Dam operators had begun draining water down the seldom-used backup spillway on Thursday when erosion opened a hole in the reservoir’s main spillway. “We determined we could not fix the hole,” Bill Croyle, acting director of the state’s Department of Water Resources, told reporters late Sunday. “Once we have damage to a structure like that, it’s catastrophic. You don’t just throw a little bit of rock in it.”
But then, the rushing water opened a large hole in the emergency spillway, as well, which threatened to take out more of the reservoir’s concrete containment. “Its collapse would have sent a ‘30-foot wall of water’ crashing out of the lake reservoir,” The Atlantic reported. At that point, authorities ordered the last-minute evacuation downstream, and redirected some of the water being spilled back to the damaged main spillway.
By late Sunday night, flows down the spillways had been reduced, but evacuees had yet to be told when they could go home. At no point, officials underscored, was the main dam itself compromised. However, the damaged spillways will soon be tested again. The state expects additional rainstorms will add to the coming springtime flow of melted snow from the high sierras.
In 2005, the outlet reports, “three environmental organizations—the Friends of the River, the South Yuba Citizens League, and the Sierra Club—warned federal officials that the earthen emergency spillway wasn’t capable of handling extreme flooding. But on the recommendation of state officials who balked at the cost of paving the emergency spillway, the feds tabled the matter.”
The same report observes that repairing the Oroville Dam doesn’t “fit neatly into [U.S. President] Trump’s $1-trillion prescription for infrastructure spending.” As the Atlantic analyses it, “Trump’s plan largely means privatizing infrastructure development through the use of tax credits. Armouring the Oroville Dam’s emergency spillway isn’t the kind of investment likely to lure profit-minded private developers.”
One of humanity’s oldest ways of storing renewable energy, dams to create reservoirs for hydroelectric generation or other purposes are prone to a number of downsides. Research last year found that reservoirs generate more greenhouse gases than previously calculated. Tree clearing for the 824-megawatt Muskrat Falls hydro reservoir in Newfoundland and Labrador is likely to release a pulse of toxins, including mercury, downstream. And last October, North Carolina experienced a brush with the same threat as Oroville, when heavy rain in the wake of Hurricane Matthew threatened for a time to breach a 1.2-billion-gallon coal ash pond at a retired thermal power station.

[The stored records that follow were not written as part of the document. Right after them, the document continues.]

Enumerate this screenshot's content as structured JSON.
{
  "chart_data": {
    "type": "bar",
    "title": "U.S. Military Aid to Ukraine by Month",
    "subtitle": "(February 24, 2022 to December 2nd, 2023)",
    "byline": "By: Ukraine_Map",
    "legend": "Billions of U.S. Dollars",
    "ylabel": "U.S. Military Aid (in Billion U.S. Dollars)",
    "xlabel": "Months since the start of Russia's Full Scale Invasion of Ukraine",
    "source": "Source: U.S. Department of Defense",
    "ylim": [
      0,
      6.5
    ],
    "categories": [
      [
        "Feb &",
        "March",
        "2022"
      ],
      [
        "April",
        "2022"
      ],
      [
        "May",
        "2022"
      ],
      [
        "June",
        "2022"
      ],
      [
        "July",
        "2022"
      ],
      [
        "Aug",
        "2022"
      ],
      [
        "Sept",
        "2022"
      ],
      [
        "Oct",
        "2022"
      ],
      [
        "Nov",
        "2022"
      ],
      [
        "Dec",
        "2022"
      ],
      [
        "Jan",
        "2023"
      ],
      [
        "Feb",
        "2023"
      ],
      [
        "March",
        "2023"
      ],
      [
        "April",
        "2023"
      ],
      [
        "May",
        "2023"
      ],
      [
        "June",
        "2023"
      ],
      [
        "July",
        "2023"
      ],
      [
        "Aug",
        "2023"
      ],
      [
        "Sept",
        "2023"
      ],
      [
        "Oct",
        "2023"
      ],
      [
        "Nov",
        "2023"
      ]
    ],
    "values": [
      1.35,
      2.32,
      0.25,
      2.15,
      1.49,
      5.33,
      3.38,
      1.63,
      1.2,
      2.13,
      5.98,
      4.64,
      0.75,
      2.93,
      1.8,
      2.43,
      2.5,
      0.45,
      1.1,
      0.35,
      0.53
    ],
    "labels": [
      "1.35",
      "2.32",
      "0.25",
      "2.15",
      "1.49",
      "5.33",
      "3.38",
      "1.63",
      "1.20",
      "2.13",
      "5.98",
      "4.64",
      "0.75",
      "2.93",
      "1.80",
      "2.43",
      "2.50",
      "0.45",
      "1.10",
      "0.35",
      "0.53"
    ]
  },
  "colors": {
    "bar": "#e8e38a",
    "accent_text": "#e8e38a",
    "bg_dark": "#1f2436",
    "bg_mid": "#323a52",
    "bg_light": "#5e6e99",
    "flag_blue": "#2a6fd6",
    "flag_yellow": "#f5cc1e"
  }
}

“The dam crisis has a number of implications,” blogs Ethan Elkind, an attorney who directs the climate program at the Center for Law, Energy and the Environment at UC Berkeley. “It reminds us once again that U.S. infrastructure is badly in need of repair and replace. The big wave of projects following World War II are now reaching the end of their useful lives, as the dam now symbolizes.”
As seriously for the future role of lower-carbon hydro energy, Elkind suggested, a “dam failure could undermine the case for more dam projects going forward. What Fukushima did to nuclear power could now be happening to dams.”
Back in Oroville, more rain was forecast for as early as Wednesday and through Sunday, according to the National Weather Service.”